Is it possible to die from a broken heart? In Kate Chopin's "The Story of an Hour," Mrs. Mallard is a stay at home wife with some health issues. During this period, it was common for the wives to stay at home and raise the children. One day her sister and one of her husband's friends inform her that her husband has been involved in a train accident. After the main character's sister, Josephine, informs her of her husband's death, she runs upstairs. Whilst staring outside, Mrs. Mallard has the strangest feeling of freedom overtake her body. Mrs. Mallard could not be happier with the revelation of finally being free from her marriage and to her marital obligations inside the house. Chopin depicts Louise's transformation by using lots of imagery, internal conflict, and foreshadowing in order to depict the freedom that Mrs. Mallard feels with the death of her husband.  

Imagery plays a huge part in this story. Mrs. Mallard "could see in the open square before her house the tops of trees that were all aquiver with the new spring life. The delicious breath of rain was in the air. In the street below a peddler was crying his wares. The notes of a distant song which some one was singing reached her faintly, and countless sparrows were twittering in the eaves (7)." In this moment, she realizes that the sun is always brighter on the other side because she has been restricted and held from the outside world. She once had a "dull stare in her eyes" because her marriage to Brently was boring and predictable. By staring out the window, she sees this beautiful landscape versus the tiny little house that she has been confined to for the majority of her marriage.
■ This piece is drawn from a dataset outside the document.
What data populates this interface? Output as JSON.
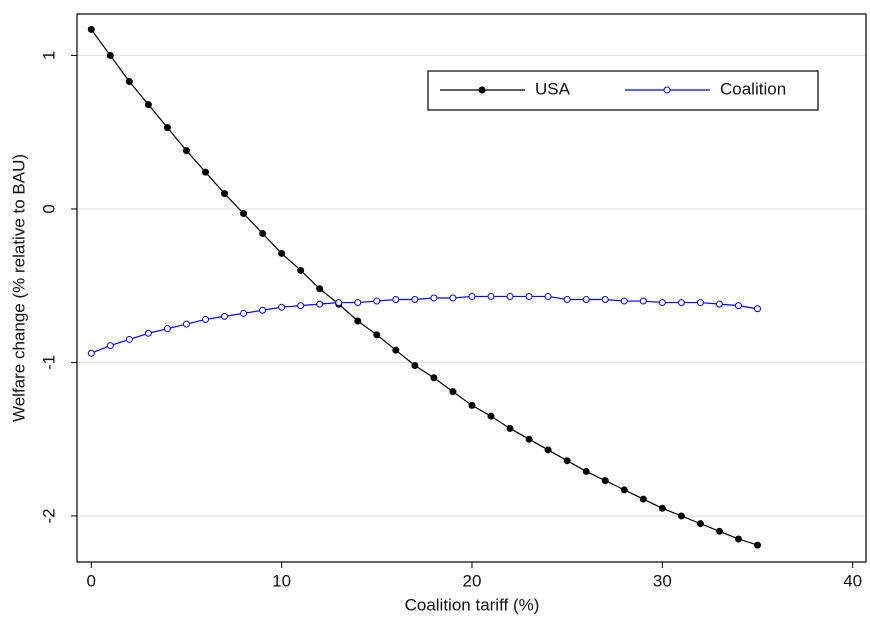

The house is small and suffocating because Louise sees the vast open land outside the window, but she has never gone out and seen what this vast open land has to offer her. "The delicious breathe of rain ...  in the air," shows how Louise was robbed of the simplest joys while in her marriage to Bentley. This imagery shows the reader how confided Louise is inside her marriage because the house represents her marriage while the vast of land outside the window represents her future now that her husband is dead. Mrs. Mallard struggles internally with how to interpret her newfound freedom.

Finding out her husband is dead causes Mrs. Mallard to face the reality of becoming a widow. While she says, "'And yet she had loved him--sometimes.  Often she had not.  What did it matter!  What could love, the unsolved mystery, count for in face of this possession of self-assertion which she suddenly recognized as the strongest impulse of her being!'(15)" She is realizing that her constant battle to love her husband has finally ended. Her internal conflict for not loving him does not have to be justified now because of his death. She no longer has to dread his homecoming because he will not be coming home ever again. After first finding out about her husband's death, she tried "to beat it back with her will--as powerless as her two white slender hands would have been, (10)" yet she knew that she could not do it because it was something she had craved for many years . Her conflict has finally reached its resolution, and now she can start to live the life that she always craved, but could not achieve because of societies views on marriage. 

Heart conditions either can be fatal or lived with. In the case of Mrs. Mallard, everyone knows she "was afflicted with a heart trouble" (1). Chopin uses Mrs. Mallard's heart condition as an example of foreshadowing as to how she will eventually die. Josephine, Louise's sister, and Richard, her husband's friend, both exert copious amounts of compassion when telling Mrs. Mallard of her husband's death because they know of her heart condition. While Chopin states that Mrs. Mallard has a heart condition, she never actually tells the reader what the heart condition is. The newspaper foreshadows Bentley's death by saying, "Brently Mallard's name leading the list of "killed."(1)" This could be construed as false due to the severity of the accident and the numerous injuries and the way the newspaper says "killed" in quotations as if they were unsure if he was amongst the dead or not. By using Josephine and Richard's concern for Mrs. Mallard's heart condition, Chopin is foreshadowing that her illness will be the death of her.

In the case of Louise, it is possible to die from a broken heart. It was not for the death of her husband, but rather her loss of her freedom from Bentley. Chopin uses of imagery, internal conflict, and foreshadowing to allow her readers to feel and understand the struggle that Mrs. Mallard goes through in this short period of her life. The open window, Mrs. Mallard's internal dialogue about her marriage or lack thereof, and her heart condition are all examples of Chopin's own interpretation of the story.